No TIO link because this program uses really a lot of memory. I had to generate my own, cut-down word list of 10,000 words in order to fit the program within my default memory limits. The program seems to give the correct answers relative to the word list it's given, though.

This program can either take the filename of the dictionary as a command-line argument, or else (if no command-line argument is given) the dictionary itself via standard input (this is how -p chooses where to input from in Perl).

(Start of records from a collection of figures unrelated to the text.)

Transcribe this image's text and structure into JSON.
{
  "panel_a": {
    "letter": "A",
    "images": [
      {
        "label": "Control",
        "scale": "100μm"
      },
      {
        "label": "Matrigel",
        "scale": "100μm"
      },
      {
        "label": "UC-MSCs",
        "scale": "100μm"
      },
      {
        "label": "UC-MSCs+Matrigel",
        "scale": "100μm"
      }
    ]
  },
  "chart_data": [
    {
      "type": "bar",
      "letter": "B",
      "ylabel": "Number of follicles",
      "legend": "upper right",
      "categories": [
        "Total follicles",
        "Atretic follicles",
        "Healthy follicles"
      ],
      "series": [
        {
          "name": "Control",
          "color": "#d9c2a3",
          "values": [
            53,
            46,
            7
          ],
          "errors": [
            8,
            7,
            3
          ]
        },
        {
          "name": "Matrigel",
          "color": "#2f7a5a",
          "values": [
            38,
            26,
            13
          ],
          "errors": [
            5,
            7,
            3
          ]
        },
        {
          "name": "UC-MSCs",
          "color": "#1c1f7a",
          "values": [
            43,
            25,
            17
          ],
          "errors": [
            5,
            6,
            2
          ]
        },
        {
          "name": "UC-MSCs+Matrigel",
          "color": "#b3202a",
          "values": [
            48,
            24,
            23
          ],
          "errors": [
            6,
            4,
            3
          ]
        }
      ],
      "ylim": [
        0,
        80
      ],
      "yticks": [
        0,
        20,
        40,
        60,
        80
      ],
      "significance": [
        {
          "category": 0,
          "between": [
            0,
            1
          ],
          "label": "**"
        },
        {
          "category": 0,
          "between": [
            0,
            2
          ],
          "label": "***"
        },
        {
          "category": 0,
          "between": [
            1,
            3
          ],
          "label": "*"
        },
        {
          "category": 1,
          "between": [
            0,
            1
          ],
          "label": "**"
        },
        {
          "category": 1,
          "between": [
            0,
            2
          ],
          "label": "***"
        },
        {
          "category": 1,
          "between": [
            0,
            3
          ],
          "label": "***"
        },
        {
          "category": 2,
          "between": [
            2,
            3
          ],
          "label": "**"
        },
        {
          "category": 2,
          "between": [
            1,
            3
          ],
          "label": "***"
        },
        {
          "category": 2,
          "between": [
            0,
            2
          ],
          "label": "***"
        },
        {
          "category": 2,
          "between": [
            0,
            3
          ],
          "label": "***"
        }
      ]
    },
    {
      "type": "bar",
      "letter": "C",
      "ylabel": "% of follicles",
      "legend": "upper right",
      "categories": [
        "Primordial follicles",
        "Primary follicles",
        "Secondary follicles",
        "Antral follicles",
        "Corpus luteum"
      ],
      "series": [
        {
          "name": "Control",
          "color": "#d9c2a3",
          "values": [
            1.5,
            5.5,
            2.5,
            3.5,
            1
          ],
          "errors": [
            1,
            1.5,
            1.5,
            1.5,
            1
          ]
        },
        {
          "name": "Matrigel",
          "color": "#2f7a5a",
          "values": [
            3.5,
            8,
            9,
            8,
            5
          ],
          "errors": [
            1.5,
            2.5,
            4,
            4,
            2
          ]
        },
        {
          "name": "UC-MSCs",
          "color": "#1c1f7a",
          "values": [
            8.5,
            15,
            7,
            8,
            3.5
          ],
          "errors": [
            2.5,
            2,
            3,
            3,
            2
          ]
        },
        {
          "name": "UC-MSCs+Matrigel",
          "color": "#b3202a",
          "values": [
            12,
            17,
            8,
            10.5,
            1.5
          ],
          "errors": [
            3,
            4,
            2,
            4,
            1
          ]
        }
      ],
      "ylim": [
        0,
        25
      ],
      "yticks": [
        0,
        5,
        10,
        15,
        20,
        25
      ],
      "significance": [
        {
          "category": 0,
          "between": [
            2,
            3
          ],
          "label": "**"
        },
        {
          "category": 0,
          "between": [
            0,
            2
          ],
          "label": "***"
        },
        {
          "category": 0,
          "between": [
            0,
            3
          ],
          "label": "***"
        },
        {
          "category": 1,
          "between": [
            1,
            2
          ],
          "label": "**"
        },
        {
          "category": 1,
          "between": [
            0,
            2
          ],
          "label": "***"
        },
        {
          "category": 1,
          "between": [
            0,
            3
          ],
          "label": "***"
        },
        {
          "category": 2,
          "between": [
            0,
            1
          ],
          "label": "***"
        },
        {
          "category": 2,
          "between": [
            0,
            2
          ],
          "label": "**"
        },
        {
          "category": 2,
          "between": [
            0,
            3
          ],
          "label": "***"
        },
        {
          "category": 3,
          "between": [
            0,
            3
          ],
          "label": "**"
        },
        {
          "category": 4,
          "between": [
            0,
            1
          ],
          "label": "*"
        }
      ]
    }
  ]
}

This problem probably wants to be solved in a golfing language, but the question doesn't allow that, so I did the next-best thing and grabbed an import for the purpose of giving me some appropriate builtins.

## Explanation

Perl -p puts the program into an implicit loop (and the -l adds implicit newline handling, helpful in this case because otherwise we'd have to explicitly deal with the newlines separating words in the input format). However, the }{ in the middle of the program is a parser abuse that terminates this loop, so only the first part is actually in a loop.

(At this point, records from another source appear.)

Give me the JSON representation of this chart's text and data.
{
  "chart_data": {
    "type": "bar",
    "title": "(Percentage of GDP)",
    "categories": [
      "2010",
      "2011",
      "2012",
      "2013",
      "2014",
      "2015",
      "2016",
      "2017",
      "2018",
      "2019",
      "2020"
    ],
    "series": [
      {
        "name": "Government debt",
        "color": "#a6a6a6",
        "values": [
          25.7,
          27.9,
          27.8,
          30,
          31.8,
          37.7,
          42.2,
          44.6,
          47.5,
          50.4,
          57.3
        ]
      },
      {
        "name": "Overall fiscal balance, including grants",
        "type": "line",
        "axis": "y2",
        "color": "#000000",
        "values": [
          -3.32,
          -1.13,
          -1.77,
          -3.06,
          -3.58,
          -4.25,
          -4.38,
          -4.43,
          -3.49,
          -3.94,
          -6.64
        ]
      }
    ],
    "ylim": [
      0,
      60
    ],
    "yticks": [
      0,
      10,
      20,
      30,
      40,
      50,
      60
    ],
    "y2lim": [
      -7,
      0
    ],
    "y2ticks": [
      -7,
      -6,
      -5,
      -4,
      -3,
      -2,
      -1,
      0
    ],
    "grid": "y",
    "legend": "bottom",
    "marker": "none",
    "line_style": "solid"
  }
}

$g||=new Graph;  At the start of the program, we want to allocate a single graph object $g, but we can't do that because there's no space to put anything before the implicit loop (well, there's BEGIN{} but it's really verbose). So instead, we use the "default to" operator ||= to initialise $g only if it isn't already initialised; this means that we can attempt to initialise it every time round the loop, and only have any effect the first time. The graph itself is a directed graph (the default) created using new Graph, which is deprecated syntax, but it's a byte shorter than the "proper" way to do things, so (given that this is ) we do it anyway. $g->add_edge($_,$.$')while/./g  The code /./g matches the regex . against the current line, returning multiple possible matches; combining that with while will give us a loop that runs once for each match. . matches any character, thus we'll match each individual character of the input, giving us a loop iteration for each character. Inside the loop, we run $g->add_edge(), the method that adds edges to a graph, and give it $_ as the source ($_ is where -p stores the lines it read from input), and $.$' as the target; that's the text before the match ($) concatenated (.) with the text after the match ($'). So for each word, we're creating a graph edge from that word, to all the strings (possibly words, possibly not) that can be formed by removing a letter from it.

$g->all_predecessors("")  This is fairly simple: for a graph vertex to be a predecessor of an empty string, it has to be a word which is deletable down to the empty string, seeing words all the way (if we tried to go via a non-word, we'd discover it had no successors, as only actual words had their successor added during the loop). The empty string itself doesn't have to be a word for this to work, as its successors aren't being checked. grep/^.{8}$/


grep can filter a list (in this case, the list of all deletable words) in a number of ways; this form uses a regex to do the filtering, ^.{8}$, i.e. we're filtering to words containing 8 characters. (.{8} specifies any sequence of 8 characters, ^…$ anchors the regex to match only against the entire word, not a substring of it.)

($_)=  This is a list assignment; we have a 1-element list on the left, so 1 element will be taken from the list on the right (i.e. the output of grep). So only one word will be stored into $_.

Because we're using -p, $_ is implicitly output at the end of the loop. But we stuck a }{ in the middle of the loop, so the implicit output instead happens just once, after the end of the program, and outputs $_, the word we discovered.